Ne vous inquiétez pas si vous bougez lentement, inquiétez-vous si vous restez immobile. (Proverbe chinois)

Sortir de l’insouciance, pourquoi ? direz-vous. C’est un état plutôt confortable dans un monde préoccupé, pressé, stressé… Et vous avez raison. Pourtant, l’insouciance dont il est question ici peut aussi engendrer du stress, si elle se prolonge trop, parce qu’elle deviendra alors un obstacle à votre développement personnel et professionnel. Mais de quoi s’agit-il au juste ? Commençons d’abord par préciser notre propos.

L’insouciance réfère dans ce texte à l’attitude qui consiste à se laisser porter, à différer le moment de prendre des décisions quant à son avenir professionnel plutôt que de chercher à avancer.
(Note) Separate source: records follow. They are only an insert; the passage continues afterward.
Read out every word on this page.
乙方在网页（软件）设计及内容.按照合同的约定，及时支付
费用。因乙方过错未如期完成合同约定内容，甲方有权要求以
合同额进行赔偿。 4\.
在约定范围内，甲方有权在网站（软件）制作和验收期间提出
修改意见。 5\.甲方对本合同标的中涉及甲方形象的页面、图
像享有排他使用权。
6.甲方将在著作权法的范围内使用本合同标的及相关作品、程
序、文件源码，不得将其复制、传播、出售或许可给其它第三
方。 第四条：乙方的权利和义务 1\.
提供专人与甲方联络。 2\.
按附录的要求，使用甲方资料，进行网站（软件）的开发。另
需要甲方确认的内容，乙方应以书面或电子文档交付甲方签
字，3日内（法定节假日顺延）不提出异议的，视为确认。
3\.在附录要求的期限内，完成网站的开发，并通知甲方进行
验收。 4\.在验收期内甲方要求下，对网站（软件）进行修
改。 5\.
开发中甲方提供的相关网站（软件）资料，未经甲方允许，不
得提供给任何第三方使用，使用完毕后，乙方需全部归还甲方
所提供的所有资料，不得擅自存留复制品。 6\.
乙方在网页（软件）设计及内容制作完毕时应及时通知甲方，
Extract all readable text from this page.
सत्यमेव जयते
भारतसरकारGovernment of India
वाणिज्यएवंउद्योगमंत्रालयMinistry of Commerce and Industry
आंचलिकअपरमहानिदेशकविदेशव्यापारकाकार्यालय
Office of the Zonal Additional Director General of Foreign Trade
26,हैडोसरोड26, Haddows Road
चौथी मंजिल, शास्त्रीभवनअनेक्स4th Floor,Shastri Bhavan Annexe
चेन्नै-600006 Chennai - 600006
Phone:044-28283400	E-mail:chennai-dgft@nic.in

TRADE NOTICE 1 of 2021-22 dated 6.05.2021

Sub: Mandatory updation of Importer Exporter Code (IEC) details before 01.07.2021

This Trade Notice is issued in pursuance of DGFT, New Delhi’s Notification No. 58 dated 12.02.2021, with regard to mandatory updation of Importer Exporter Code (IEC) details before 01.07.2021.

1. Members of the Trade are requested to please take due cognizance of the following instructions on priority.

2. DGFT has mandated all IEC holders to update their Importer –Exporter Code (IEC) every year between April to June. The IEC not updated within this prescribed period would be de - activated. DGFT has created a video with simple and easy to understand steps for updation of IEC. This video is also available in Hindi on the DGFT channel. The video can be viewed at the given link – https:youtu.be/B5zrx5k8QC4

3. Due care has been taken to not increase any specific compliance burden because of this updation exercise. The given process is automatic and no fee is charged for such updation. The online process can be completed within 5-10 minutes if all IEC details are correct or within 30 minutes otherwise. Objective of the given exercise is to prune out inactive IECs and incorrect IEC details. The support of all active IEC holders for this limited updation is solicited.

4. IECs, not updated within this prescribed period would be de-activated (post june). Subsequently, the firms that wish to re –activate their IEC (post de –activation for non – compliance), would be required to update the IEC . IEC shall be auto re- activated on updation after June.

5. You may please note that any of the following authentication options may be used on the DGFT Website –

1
Cette attitude est donc très différente de l’attitude de vigilance qui caractérise les personnes qui sont dans une période de vie où elles s’accordent du temps pour réfléchir à leurs choix, pour vivre de nouvelles expériences, pour explorer des réalités qui les attirent sans qu’elles les connaissent bien. Au contraire, l’état d’insouciance en est plutôt un d’immobilité et est fréquemment associé à diverses croyances erronées ou à certaines peurs.

Les peurs

Certaines peurs sont également à mettre en lien avec l’attitude d’insouciance qui maintient l’évitement de la prise de décision. Il y a la peur du monde adulte, peur qui peut prendre diverses formes. Elle peut être associée, par exemple, à la crainte de prendre des responsabilités, ce qui se traduit par la perte d’une certaine légèreté qu’on ne souhaite pas quitter, si illusoire soit-elle. Cette peur du monde adulte peut également être en lien avec la crainte d’entrer dans un univers qu’on perçoit négativement. Ainsi, si pour vous les adultes représentent des modèles à ne pas imiter, il peut devenir très tentant de retarder le plus longtemps possible le moment de vous retrouver de leur côté de la clôture.

On peut également penser à la peur de se tromper qui se manifeste, dans ce contexte, par la crainte de faire un mauvais choix. Pour composer avec celle-ci, on privilégie alors la solution qui consiste à ne pas bouger, à éviter un choix en n’y pensant tout simplement pas.

Le prix à payer

Reporter sa décision n’est certes pas catastrophique mais ce n’est pas sans conséquence non plus. À cet égard, et surtout si vous demeurez longtemps dans cette situation, il est bien possible que vous développiez progressivement une perception négative de vous-même et que vous vous dévalorisiez, ce qui deviendra en soi un autre problème. Ce danger est d’autant plus grand que nous vivons dans une société qui valorise beaucoup la performance et le succès rapide.

Accumuler de la fatigue et des dettes est un autre piège potentiel. C’est-à-dire que si vous retardez indûment le moment de prendre vos décisions, il est à craindre que la lassitude et l’endettement accumulés deviennent des obstacles majeurs à la réalisation de vos nouveaux objectifs.

Il se peut aussi qu’en prolongeant vos études, vous vous retrouviez dans l’obligation de retarder d’autres projets qui vous tiennent à cœur, comme par exemple avoir des enfants ou devenir propriétaire d’une maison, d’une voiture, etc. Ces renoncements, même temporaires, sont parfois source de frustration.

L’espoir

L’espoir en regard de l’évolution de votre situation tient d’abord à la prise de conscience de ce qu’il vous en coûte de demeurer dans votre attitude présente. À partir de là, vous aurez la motivation nécessaire pour trouver les moyens qui vous aideront à modifier vos croyances et à surmonter vos peurs afin de parvenir à préciser votre identité et vos objectifs d’avenir.